Without giving them time to question me, I plied them with questions, which developed the fact that they were members of General Gano's command, and were despatch-bearers from Kirby Smith to General Magruder. They expressed a strong desire to cross the river in a hurry, and threatened to take forcible possession of the boat if the ferryman did not make another trip that afternoon.

I then informed them that two comrades were with me, that they were in camp a short distance back from the river, that we would join in capturing the ferry-boat, and that if they had no objections to offer I would go up and get the boys, so that we could cross and travel together.

They told me to go ahead and I went; but, after walking easily along until out of sight in the opposite direction from where my companions were I broke into a run, skirted around through the woods, joined Rummel and Miller, told them the facts, and we at once broke camp, running around the river bank a mile or more, and secreting ourselves on the top of the bank in a thick clump of bushes and timber, right alongside of the road, where they would not be likely to look for us if they wondered at my failure to return.

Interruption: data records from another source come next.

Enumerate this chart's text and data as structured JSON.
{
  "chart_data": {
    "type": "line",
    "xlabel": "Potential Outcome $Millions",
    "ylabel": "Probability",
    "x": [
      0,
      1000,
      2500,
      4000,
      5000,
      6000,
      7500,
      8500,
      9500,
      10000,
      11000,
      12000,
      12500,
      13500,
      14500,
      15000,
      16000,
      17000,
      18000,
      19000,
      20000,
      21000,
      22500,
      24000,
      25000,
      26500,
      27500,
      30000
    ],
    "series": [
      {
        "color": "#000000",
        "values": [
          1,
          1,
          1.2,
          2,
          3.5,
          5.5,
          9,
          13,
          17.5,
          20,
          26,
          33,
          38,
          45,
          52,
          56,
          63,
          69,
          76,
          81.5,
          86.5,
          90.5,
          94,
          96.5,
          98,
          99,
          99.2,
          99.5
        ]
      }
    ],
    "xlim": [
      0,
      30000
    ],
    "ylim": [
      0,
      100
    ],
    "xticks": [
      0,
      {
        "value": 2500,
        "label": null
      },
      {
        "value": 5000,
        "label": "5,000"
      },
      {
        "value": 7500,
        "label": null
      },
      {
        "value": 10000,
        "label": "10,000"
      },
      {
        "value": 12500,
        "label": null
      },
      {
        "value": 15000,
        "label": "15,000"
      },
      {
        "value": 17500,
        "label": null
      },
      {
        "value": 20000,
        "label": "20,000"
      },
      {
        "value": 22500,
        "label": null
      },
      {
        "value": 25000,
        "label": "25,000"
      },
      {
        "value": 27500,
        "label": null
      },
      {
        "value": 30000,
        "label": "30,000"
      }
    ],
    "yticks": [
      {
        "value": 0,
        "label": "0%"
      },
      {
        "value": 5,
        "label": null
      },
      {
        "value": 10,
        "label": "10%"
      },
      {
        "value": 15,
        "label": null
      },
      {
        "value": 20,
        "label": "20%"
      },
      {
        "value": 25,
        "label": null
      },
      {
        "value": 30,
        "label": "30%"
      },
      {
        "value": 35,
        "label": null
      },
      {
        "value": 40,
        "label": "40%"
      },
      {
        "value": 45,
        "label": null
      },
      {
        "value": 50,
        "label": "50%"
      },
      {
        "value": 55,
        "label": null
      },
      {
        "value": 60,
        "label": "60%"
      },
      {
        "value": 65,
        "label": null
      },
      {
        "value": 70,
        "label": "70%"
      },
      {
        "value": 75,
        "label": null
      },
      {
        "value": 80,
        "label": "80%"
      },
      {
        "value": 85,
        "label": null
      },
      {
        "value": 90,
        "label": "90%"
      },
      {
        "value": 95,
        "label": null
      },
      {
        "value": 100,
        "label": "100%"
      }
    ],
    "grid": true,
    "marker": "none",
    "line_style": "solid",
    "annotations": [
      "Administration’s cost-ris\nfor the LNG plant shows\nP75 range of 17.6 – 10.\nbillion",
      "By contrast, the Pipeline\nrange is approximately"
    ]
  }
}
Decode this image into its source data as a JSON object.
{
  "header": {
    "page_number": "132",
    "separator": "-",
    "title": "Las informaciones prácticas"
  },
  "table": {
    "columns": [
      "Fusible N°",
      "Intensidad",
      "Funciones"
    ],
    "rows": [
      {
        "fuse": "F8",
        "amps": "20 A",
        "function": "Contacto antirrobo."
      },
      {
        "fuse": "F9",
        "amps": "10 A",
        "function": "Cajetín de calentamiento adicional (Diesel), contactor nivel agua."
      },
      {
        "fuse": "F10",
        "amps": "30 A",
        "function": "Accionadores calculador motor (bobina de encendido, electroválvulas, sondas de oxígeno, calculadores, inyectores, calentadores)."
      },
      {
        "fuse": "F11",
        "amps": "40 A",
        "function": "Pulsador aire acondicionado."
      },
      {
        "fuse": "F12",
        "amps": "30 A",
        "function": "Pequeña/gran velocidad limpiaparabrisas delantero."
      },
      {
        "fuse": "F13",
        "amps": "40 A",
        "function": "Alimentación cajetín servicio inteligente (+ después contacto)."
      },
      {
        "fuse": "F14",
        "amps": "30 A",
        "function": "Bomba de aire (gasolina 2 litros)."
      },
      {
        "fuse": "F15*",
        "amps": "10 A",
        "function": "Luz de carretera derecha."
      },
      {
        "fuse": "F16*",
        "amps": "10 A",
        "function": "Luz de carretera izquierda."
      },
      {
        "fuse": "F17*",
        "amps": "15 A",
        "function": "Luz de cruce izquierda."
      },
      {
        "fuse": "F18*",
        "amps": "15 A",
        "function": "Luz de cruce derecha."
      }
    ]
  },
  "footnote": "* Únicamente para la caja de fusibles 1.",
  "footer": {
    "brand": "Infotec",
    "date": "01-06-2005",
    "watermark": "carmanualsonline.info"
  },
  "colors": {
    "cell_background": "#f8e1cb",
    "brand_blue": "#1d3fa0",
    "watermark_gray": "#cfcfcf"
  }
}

From the moment when my eyes had rested upon the figures of those three soldiers I had forgotten my sore foot altogether, and never felt it during my run and our subsequent movements. The strangest part of this incident of my injured foot is the fact that I never afterward felt soreness or a twinge of pain in it. I leave it for others to explain. I simply state the facts.

After we had settled down in our hiding place we saw a number of people coming up the road, evidently from the ferry, and our three soldiers were among them. From their talk as they passed us we gathered that the ferry-boat had come over, but would not go back again before morning, and we concluded that the three soldiers were going to some place to stay over night.

After these people had passed, I set out to hunt up some negro who could help us get over the river. As I crossed the road I saw a darkey driving a wagon toward the ferry, and I stopped to speak to him. Before I had a chance to say more than a few words the man's master rode into view, and I had to go on talking to avoid casting suspicion by sudden disappearance.

When the master rode up I talked with him, telling him what I had told the soldiers, and saying that we had given up seeing the boat until we had seen the people coming up from the ferry, when I had left my friends, to see if we could cross that evening.

We all traveled down the road together, and the negro's master showed me where the ferryman lived, a little way off the road, and went up to the house with me. He and the ferryman were acquainted, and, while they talked, I went coolly up on the piazza of the house and sat down, turning over in my mind the question of what I should tell that ferryman.

If I stuck to my story, as told to the soldiers, I had no excuse for a special crossing, which I wanted to urge, and we should run great risk of discovery if we waited and crossed with the others. As I studied the face of the ferryman I decided upon my course of action, and when the old gentleman who was talking to him had left to arrange for the care of his wagon and animals for the night I gave the ferryman no chance to think or question, but took him around to the side of the house, where we could not be overheard by anyone in the building, and transfixed him by saying:

"I am an escaped Yankee prisoner from Camp Ford, Texas, and have been water-bound on the river for two days. I have come to have you either ferry me over the river or capture me."